Jyn Erso (Felicity Jones) is the “rough around the edges” daughter of the scientist who is creating the Death Star for the evil galactic Empire. She is strongly coerced by the Rebel Alliance leadership to find a way to destroy the immense planet killer that is nearing completion under her father’s guidance. Joining Jyn is a crew of rag tag characters that include a brave Rebel soldier, Cassian Andor (Diego Luna) and his hysterically sarcastic strategy droid K-2SO, who practically steals every scene he’s in from the humans with his dry wit and cutting humor. 

Jyn and Cassian are also joined by a crew that includes a blind Jedi-like master with amazing martial arts skills, his deadly warrior friend and a pilot who’s defected to the Rebel Alliance.
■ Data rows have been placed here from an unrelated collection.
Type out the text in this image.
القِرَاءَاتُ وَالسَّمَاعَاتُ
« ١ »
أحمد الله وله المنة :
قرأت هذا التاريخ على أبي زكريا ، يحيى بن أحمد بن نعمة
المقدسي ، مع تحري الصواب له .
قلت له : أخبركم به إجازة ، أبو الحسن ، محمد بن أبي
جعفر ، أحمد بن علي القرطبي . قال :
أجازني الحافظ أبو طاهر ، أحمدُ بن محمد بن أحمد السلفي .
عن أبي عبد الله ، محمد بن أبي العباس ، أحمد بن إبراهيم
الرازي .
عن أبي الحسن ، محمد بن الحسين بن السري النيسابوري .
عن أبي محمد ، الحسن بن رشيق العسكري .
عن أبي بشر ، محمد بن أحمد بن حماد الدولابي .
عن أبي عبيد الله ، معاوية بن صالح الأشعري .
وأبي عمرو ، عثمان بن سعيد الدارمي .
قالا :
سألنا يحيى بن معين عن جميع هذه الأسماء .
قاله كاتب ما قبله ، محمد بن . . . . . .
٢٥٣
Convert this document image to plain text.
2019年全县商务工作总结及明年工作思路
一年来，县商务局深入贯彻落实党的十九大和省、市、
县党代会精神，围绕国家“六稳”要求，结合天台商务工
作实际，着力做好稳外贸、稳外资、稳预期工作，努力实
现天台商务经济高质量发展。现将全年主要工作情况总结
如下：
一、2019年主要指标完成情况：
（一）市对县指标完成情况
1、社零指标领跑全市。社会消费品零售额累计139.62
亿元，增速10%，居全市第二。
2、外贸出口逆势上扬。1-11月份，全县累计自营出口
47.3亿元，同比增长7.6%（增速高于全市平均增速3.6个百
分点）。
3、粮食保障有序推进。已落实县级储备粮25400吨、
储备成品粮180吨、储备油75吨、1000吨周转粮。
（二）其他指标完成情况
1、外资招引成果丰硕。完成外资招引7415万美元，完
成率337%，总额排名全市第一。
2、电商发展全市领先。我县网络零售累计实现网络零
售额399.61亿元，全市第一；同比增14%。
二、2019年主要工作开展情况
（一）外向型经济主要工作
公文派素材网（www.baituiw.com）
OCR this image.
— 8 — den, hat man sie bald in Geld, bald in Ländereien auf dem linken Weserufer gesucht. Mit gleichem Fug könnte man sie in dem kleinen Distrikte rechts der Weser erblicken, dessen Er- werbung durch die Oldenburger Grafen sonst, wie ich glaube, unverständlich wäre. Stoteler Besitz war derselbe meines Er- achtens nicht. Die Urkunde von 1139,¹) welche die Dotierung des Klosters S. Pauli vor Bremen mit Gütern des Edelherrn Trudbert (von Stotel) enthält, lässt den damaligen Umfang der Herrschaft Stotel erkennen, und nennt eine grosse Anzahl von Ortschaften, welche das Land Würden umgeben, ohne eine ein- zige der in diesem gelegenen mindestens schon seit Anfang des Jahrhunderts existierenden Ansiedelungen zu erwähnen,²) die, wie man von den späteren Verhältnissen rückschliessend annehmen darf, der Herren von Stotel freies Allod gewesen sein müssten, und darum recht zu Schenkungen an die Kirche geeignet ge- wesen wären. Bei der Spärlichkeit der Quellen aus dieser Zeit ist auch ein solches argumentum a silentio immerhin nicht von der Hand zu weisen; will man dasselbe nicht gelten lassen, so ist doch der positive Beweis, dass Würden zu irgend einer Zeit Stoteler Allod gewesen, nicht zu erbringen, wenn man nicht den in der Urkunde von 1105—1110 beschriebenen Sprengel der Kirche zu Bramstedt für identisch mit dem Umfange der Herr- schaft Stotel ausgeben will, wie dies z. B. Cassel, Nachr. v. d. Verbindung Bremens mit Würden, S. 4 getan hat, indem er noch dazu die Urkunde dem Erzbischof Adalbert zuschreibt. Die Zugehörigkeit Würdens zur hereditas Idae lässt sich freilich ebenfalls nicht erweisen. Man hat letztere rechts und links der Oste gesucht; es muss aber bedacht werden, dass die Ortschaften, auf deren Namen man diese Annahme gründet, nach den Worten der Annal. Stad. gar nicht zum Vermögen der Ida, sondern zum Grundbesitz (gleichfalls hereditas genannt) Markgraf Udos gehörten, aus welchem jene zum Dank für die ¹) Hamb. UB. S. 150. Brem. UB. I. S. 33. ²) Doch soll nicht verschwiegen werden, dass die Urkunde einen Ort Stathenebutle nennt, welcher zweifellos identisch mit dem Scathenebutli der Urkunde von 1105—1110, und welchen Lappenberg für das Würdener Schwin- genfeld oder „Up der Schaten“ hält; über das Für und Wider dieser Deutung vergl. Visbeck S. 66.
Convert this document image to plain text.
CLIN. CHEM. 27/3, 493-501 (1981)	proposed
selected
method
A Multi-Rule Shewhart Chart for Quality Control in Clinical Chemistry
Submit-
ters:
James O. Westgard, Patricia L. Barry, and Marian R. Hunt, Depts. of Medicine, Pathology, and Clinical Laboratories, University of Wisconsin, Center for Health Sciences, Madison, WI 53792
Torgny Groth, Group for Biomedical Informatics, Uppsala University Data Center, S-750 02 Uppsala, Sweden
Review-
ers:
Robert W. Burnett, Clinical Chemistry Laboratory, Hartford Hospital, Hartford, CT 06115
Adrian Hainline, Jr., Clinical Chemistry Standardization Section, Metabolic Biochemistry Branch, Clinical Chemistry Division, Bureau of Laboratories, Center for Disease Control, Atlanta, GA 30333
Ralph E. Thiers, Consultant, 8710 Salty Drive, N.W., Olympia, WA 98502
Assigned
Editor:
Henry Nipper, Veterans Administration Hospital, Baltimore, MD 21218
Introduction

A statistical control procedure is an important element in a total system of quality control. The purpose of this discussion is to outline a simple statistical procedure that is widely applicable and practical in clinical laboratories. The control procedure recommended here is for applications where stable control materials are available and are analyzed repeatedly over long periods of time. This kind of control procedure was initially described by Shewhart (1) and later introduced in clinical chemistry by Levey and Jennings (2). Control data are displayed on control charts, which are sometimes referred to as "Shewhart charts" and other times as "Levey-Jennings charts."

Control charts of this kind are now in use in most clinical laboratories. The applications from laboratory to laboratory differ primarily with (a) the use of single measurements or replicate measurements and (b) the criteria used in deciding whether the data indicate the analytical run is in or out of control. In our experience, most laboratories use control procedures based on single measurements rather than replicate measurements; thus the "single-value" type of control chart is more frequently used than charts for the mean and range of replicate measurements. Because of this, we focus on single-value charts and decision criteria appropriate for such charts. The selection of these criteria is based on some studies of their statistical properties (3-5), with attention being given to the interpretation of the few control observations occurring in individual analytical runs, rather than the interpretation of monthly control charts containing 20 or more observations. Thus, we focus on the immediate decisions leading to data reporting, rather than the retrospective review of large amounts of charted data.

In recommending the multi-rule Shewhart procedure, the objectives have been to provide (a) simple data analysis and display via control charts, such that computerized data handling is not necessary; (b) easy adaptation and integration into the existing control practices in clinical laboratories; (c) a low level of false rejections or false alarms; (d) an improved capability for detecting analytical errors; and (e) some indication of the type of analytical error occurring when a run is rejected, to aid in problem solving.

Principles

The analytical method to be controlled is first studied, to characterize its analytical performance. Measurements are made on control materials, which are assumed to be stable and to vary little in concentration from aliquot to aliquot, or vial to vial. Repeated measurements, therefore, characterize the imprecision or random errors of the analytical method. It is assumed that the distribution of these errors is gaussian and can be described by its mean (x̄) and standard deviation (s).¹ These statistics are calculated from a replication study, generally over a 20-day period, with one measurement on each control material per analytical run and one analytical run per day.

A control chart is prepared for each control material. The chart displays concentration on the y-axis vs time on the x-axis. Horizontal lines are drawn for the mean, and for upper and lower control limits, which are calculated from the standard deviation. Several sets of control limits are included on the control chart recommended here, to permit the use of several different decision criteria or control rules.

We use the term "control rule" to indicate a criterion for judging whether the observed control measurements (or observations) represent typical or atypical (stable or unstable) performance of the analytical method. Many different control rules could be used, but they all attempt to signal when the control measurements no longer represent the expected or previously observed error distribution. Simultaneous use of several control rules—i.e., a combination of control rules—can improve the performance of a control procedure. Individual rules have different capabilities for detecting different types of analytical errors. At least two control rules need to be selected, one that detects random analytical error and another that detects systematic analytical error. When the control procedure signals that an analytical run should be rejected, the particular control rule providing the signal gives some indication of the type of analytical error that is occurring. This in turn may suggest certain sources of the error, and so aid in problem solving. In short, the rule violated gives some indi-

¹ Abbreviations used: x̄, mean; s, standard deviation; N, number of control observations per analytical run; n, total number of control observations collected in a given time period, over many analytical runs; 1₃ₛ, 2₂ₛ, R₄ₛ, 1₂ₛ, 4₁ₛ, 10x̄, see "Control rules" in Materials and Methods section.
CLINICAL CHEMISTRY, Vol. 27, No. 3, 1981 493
Also figuring into the intrigue is Saw Guerra (Forest Whitaker) who raised Jyn after her father’s defection and is a rebel too dangerously rebellious even for the official Rebel Alliance.

“Rogue One” has been often billed as a separate stand alone story; but instead, it is the perfect companion piece to the original Star Wars film. It contains enough visual and narrative nods to the other films to please the long time fans; yet, it also weaves a compellingly unique and complex story that starts slowly and builds to a truly blockbuster style finale. Several familiar faces crucial to the first Star Wars film appear; including of course, Darth Vader in all his imposing evil glory.

This is also a Star Wars film that has its fair share of violent action and tonal darkness. The climatic battle sequences on the beach are reminiscent of World War II carnage in the Pacific and strains of the films, “The Dirty Dozen”, “Platoon” and “Seven Samurai” can be seen in the film’s narrative as the team works to fulfill its critical, yet seemingly impossible, mission. Indeed, without the mission depicted in “Rogue One”, there would be no original Star Wars story to follow.

Felicity Jones is terrific as the heroine of “Rogue One”. Her character’s intensity, strength and focus makes this film a joy to watch. Diego Luna is a capable foil for her conflicted Jyn Erso and their closing scenes, as with other key characters in the film, evoke bittersweet audience emotions that are somewhat surprising in this usually overall upbeat franchise. 

“Rogue One” is a solid and entertaining feast of wonderful new characters, a truly fresh and unpredictable storyline and some genuinely amazing special effects that beg to be seen on an IMAX screen if possible.